On their new disc, they take up a 20th-century classic, Bartók’s String Quartet No 4, and two striking recent works requiring similarly scrupulous attention to expressive extremity.
In a curious and welcome departure, the recording contains two performances of Gunther Schuller’s String Quartet No 4 – one in concert and the next captured in the studio. The juxtaposition lets the listener go beneath the surface of Schuller’s invigorating and moody writing, with its homages to Mozart and Beethoven, and plunge into a brooding and vehement sound world redolent of Bartók (minus the folk inspiration). Both performances are gripping, but the slightly more spacious studio version heightens Schuller’s masterful musical suspense.
The Borromeo players achieve the special balancing act of patience and ferocity in Mohammed Fairouz’s Lamentation and Satire, an intensely felt score in which the instruments engage in compelling duos, a fugue of doleful urgency and a farewell utterly bereft of hope.

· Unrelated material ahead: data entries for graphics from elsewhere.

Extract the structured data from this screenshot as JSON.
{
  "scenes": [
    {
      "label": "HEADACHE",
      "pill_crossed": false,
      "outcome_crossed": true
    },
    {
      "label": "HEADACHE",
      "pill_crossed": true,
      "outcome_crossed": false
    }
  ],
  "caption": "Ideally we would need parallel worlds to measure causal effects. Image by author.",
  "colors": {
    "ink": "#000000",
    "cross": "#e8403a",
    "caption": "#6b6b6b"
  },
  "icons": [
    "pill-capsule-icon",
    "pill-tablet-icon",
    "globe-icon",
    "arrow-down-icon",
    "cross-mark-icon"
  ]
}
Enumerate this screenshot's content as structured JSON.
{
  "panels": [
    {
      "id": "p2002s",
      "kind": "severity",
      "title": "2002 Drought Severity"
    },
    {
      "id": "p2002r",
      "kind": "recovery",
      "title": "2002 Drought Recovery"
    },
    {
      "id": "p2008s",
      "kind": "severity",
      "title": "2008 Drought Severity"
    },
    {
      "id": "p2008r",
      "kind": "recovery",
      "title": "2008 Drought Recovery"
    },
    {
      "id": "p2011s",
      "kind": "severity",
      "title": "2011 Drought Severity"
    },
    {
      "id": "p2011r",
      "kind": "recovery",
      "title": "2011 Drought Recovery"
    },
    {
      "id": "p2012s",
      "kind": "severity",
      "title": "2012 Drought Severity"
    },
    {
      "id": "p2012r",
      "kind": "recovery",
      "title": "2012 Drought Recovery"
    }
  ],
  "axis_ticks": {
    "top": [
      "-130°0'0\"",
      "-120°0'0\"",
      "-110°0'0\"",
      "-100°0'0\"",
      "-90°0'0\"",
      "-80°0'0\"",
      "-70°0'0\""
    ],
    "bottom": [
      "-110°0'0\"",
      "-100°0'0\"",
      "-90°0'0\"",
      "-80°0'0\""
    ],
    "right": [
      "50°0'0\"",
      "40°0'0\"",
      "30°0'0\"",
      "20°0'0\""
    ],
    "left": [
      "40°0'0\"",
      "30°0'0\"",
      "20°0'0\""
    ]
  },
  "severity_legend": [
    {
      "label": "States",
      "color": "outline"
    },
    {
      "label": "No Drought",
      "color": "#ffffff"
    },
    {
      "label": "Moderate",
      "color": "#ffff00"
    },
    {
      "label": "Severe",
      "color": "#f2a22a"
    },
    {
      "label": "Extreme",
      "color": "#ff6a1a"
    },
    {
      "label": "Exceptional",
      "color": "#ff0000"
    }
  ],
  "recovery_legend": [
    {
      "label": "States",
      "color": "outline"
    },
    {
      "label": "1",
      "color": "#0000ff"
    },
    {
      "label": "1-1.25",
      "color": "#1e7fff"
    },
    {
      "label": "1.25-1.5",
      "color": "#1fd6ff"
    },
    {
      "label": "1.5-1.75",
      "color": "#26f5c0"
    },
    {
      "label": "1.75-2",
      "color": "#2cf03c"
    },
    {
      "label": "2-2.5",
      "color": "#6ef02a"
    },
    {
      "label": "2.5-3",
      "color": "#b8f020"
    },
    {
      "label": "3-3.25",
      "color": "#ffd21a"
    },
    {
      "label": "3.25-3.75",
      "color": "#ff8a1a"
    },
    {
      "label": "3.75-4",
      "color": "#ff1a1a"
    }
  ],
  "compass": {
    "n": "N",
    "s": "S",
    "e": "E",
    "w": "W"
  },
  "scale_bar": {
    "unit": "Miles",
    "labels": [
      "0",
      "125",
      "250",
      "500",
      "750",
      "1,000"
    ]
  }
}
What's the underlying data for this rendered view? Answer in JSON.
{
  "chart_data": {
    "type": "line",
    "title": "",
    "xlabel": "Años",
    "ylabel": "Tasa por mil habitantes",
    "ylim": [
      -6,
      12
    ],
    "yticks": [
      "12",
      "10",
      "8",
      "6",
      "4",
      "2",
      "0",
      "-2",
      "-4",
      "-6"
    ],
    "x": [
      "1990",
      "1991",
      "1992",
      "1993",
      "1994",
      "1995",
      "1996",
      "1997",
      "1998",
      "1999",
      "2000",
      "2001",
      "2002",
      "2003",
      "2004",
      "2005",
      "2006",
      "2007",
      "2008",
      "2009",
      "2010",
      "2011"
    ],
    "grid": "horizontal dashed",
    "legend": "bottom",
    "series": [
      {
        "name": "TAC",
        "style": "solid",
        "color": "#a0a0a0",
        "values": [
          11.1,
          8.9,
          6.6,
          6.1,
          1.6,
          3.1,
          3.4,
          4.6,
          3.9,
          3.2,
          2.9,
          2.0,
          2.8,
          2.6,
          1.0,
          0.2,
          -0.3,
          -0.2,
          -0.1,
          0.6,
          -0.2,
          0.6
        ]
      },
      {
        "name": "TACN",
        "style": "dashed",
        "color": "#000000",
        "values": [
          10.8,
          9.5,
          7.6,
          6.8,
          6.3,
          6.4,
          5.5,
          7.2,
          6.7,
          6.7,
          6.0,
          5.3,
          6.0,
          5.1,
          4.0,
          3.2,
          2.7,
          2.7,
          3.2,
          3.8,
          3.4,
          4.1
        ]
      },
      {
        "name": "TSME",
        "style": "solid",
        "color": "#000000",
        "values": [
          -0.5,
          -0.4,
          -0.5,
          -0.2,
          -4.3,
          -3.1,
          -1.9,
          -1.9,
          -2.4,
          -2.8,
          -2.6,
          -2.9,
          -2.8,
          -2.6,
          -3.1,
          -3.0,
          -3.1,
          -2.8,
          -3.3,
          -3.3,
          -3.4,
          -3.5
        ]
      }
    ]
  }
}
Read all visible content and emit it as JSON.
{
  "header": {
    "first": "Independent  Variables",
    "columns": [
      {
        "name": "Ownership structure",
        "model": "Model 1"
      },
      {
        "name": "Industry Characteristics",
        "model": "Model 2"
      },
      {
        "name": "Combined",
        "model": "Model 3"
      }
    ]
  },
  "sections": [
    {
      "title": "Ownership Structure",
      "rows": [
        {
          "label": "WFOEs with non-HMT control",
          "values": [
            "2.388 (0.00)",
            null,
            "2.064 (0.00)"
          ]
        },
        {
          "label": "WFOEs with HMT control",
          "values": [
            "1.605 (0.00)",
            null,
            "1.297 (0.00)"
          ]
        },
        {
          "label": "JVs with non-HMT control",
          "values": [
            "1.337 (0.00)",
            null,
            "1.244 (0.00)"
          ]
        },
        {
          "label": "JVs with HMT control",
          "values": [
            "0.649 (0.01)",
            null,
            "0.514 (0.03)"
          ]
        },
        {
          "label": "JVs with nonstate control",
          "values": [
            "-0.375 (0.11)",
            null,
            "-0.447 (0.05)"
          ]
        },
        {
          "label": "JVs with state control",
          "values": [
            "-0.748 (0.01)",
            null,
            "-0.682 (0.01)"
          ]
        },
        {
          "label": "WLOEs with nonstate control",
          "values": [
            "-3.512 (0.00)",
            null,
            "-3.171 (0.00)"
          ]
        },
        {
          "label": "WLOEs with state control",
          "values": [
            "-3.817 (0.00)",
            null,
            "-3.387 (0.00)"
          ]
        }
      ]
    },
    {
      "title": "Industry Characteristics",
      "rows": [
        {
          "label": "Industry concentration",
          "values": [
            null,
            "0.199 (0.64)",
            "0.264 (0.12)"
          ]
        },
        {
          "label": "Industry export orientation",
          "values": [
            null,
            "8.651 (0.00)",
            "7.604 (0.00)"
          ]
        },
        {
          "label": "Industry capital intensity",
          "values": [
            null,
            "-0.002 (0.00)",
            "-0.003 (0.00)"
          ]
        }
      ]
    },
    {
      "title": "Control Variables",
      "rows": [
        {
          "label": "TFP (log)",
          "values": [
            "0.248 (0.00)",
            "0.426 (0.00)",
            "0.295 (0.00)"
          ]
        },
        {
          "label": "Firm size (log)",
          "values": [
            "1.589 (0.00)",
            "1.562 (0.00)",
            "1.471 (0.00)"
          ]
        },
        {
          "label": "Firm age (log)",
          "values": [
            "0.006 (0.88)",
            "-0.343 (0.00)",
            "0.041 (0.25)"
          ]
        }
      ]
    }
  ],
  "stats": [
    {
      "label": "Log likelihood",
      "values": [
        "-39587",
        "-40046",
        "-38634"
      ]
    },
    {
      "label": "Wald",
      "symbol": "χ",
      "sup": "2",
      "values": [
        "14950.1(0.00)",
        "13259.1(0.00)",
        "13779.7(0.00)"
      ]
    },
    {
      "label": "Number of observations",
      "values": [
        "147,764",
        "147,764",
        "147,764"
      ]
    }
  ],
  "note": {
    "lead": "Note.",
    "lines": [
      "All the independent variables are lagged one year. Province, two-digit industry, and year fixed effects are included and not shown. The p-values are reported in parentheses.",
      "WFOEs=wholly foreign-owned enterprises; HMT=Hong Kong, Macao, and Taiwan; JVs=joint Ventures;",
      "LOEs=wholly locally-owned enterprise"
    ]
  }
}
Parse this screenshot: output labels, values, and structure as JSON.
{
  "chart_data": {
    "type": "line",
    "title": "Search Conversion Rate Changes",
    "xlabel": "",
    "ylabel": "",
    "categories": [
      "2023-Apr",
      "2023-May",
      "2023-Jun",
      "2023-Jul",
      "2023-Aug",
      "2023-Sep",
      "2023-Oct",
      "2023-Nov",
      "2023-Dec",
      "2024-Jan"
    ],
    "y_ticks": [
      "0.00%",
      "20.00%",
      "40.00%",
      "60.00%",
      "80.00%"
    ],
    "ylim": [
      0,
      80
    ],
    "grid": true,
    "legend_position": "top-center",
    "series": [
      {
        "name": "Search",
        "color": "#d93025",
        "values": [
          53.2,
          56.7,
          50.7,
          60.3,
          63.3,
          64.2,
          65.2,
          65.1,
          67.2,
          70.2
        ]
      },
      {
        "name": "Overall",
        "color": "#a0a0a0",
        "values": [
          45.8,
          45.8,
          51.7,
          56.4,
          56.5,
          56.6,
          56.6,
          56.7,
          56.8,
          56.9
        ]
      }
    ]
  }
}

The disc begins with the Bartók, a piece that remains jolting almost 85 years after its creation. The music requires the utmost concentration if the intricate rhythmic figures and eerie effects are to seize the ears. The Borromeo do so through painstaking adherence to dynamics, accents, texture, syncopations over the bar and telepathic interplay. As played by this brilliant ensemble, the Bartók is an exhilarating expedition that sets the scene for the bold journeys to come in the Schuller and Fairouz works.